Paint scraper witha razor blade on the front. Works excellent at any temperature. unless your anal about a few little streeks


----------



## dbjc364 (Dec 1, 2008)

:bug: I dont clean the glass-ever! when its hot..never-never. It is not worth voiding the warranty or an accident. Jim and I have just a slightly different routine. I am home the most-so I do 3/4 of the cleanings.He always hauls the bags in & loads-as he has more muscles than me.But I do help him load pellets in the garage. If the sun is out-its perfect-   and I can shut the stove down for 4- 6 hrs.But I'm also learning that I lose some of that thermal storage heat thats built up in the house the colder it gets outside. Then its an easy clean. Even on the cloudy days- I still wait for the glass to cool good before cleaning the glass,otherwise its a quicker clean with the paint brush and scoop out ash with the metal spoon. Right now I have the oil to use up in the tank-so I really dont have to let the house cool down if I dont want-and thats set on 60*.In the future-it will be a propane back-up or wood stove. I use the special stove glass cleaner-then windex-dry it good, but am going to try some of these other suggestions also. For whatever miniscule heat radiants from the stove or pipe- we put a piece of radiant barrier behind the stove to reflect it back into the room. We hang the special tool-paint brush & a pair of scizzors from hooks right there-the rule is "they stay there", and a medium size ash bucket with lid,and the small shop vac hanging on its brackett-right nearby. We definitely want/will buy a real ash vac,as it makes us a bit nervous. We both put a handful of pellets in the burnpot for starting up procedure.


----------



## smaxell1 (Dec 1, 2008)

I get soot streaks on my window, but if I don't let it go more than a couple of days I have found that the thick baby wipes with a little stove glass cleaner squirted on them seem to work quite well. I usually take two, fold them several times, spritz a little of the cleaner on it - a few passes gets the worst of it off, and then I unfold the wipe a bit and refold it to a clean surface to finish the job. The only thing you have to be careful of is when you feel it start to get hot, get it off the glass. It only takes a couple of seconds to go from hot to steam burning your hand. I have done this a dozen times or so when the stove is running, and have yet to have a problem. 

---scott


----------



## Baston8005 (Dec 1, 2008)

With a Quadrafire mt Vernon stove, shut down is about 10 minutes.  Open the glass, scrape the pot, open ash slider to let ash out of burn pot.  Vac out fly ash in burn chamber and windex the glass...Total time....5 minutes at most.  Start up stove again and burn baby, burn.


----------



## sydney1963 (Dec 2, 2008)

Ok, I have the best solution, crumple up some newspaper or other catalogue pages you may have laying around the house.  Open the door of your stove, slowly, rub the glass.  Presto, clean as a whistle.  I was skeptical at first but it really works great.  I do it a couple of times a day, want to see the fire.


----------



## homebrewz (Dec 2, 2008)

I use a poly parts cleaning brush from any auto parts store. With the door open, the glass cools quickly enough so as not to melt the bristles.


----------



## Flammam (Dec 2, 2008)

My glass soots up after 24 hours. I only clean mine once a week when I vac out the ash.  I shut down on Sat morning early and usually can relight by 8:00am. Just keep pouring the pellets in all week as long as hot air is coming out the top I really don't need to see the fire to know its there.


----------



## 56 chevtruck (Dec 3, 2008)

my 2 cents:bottle of stove glass cleaner not that expensive and last a couple seasons i use that and a parts washer brush or razor blade on tuff black spots works for me. but i wount do it while hot.


----------



## jjmatte (Dec 3, 2008)

Baston8005 said:
			
		

> With a Quadrafire mt Vernon stove, shut down is about 10 minutes.  Open the glass, scrape the pot, open ash slider to let ash out of burn pot.  Vac out fly ash in burn chamber and windex the glass...Total time....5 minutes at most.  Start up stove again and burn baby, burn.

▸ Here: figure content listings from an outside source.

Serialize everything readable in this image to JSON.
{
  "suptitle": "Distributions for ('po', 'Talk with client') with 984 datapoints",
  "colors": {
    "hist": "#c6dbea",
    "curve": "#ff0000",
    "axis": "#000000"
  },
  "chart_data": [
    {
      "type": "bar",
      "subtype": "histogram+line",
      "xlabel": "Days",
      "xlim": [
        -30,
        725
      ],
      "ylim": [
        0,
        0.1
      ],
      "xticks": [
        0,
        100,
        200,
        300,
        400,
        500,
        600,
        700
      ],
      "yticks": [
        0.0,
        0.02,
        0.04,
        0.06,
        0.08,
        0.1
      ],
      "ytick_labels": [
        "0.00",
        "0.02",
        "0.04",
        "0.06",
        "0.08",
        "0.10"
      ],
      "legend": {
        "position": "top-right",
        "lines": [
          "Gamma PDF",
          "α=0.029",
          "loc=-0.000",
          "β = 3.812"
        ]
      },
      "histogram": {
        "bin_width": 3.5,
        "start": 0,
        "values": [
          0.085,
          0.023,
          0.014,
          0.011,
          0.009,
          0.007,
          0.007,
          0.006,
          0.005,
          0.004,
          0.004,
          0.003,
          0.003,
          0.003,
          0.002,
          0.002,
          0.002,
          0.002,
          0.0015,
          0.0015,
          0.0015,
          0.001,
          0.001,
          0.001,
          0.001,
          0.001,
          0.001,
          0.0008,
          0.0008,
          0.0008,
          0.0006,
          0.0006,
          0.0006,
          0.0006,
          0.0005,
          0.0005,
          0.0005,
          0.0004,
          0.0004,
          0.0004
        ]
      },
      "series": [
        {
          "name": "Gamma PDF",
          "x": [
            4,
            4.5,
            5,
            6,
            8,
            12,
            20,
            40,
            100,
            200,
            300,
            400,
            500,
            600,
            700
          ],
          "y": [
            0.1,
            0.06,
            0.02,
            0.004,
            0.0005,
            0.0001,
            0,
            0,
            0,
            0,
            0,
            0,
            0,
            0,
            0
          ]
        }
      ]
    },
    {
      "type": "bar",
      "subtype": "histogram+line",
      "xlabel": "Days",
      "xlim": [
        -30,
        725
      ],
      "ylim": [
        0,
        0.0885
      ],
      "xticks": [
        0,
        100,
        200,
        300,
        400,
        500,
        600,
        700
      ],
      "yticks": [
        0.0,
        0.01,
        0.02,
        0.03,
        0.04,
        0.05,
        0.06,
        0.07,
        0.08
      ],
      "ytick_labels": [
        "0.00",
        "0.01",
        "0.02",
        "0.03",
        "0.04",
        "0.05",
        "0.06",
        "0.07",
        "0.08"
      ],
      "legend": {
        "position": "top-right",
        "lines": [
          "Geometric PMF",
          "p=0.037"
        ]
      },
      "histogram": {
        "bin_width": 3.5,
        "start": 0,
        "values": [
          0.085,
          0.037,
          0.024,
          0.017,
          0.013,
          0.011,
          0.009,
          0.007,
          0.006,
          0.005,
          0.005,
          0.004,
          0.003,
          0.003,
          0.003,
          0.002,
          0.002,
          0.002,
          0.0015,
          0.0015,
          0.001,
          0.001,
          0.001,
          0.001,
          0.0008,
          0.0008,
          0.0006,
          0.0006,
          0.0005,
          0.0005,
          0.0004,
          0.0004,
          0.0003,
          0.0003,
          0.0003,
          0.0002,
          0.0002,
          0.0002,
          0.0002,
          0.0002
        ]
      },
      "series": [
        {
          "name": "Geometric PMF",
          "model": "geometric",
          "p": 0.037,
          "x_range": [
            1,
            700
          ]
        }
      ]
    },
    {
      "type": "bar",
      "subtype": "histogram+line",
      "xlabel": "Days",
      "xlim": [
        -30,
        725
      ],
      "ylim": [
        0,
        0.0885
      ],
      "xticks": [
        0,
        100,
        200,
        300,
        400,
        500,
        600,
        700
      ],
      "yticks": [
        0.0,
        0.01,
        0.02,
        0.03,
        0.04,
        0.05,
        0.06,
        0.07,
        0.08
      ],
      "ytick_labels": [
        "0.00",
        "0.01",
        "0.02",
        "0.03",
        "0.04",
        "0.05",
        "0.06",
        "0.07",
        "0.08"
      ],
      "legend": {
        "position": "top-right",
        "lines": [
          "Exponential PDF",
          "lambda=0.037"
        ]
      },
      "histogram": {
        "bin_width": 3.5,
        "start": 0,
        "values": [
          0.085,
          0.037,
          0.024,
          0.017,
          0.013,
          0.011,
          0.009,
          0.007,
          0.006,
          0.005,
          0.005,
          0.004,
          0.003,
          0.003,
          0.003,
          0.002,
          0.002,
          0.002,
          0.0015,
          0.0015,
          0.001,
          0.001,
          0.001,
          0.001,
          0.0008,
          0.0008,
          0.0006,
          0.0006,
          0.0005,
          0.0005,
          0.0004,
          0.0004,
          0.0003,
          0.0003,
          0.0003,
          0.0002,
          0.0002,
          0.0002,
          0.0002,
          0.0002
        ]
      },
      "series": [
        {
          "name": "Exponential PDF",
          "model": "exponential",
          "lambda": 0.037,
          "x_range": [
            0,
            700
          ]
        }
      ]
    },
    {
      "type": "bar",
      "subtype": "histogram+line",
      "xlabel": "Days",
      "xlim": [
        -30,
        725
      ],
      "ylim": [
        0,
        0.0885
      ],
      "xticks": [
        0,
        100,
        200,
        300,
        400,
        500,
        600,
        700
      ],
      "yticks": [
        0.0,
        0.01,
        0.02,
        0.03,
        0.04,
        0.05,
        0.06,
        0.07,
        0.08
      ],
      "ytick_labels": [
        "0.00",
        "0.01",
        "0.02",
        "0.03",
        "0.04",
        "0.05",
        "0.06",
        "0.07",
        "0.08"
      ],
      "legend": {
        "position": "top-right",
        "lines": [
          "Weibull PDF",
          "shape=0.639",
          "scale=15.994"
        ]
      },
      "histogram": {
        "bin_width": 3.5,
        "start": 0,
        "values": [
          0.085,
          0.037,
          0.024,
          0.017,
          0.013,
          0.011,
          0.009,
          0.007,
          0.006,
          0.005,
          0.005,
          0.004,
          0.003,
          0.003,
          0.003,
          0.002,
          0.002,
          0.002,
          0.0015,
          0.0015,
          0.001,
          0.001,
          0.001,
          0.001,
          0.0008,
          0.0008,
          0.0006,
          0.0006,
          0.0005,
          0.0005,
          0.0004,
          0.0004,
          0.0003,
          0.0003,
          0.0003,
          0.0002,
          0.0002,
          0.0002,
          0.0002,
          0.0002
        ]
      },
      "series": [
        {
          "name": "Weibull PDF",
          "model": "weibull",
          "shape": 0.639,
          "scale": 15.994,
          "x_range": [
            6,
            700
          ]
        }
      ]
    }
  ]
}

I just had a Mt. Vernon installed last week and the install guy said not to use windex. That it will eventually never come clean.


----------



## dbjc364 (Dec 4, 2008)

If there is a good amount of soot on the glass- then the air ratio is not right. How I know this -- and being a new owner-is because when I get it right- I have no soot- when I don't- I get soot. If your only cleaning once a week- first of all your not getting the max amount of heat from your unit-I dont care what the dealer says- then you've got a build-up of ash behind the piece of metal {little shelf}in the front-where the rod is- if its built like mine.I think these dealers are playing it just a little too cool when trying to sell their product-leading people to believe that these are no to little maintenence,and thats what people want to hear. As far as I can tell-every stove is tempermental- and you have to bond with it, and get to know its quirks. My stove wouldnt put out for me if I only cleaned it once a week- and I dont blame it...
Many-many people dont even read their manuals-let alone comprehend them. And thats my .02. :roll:


----------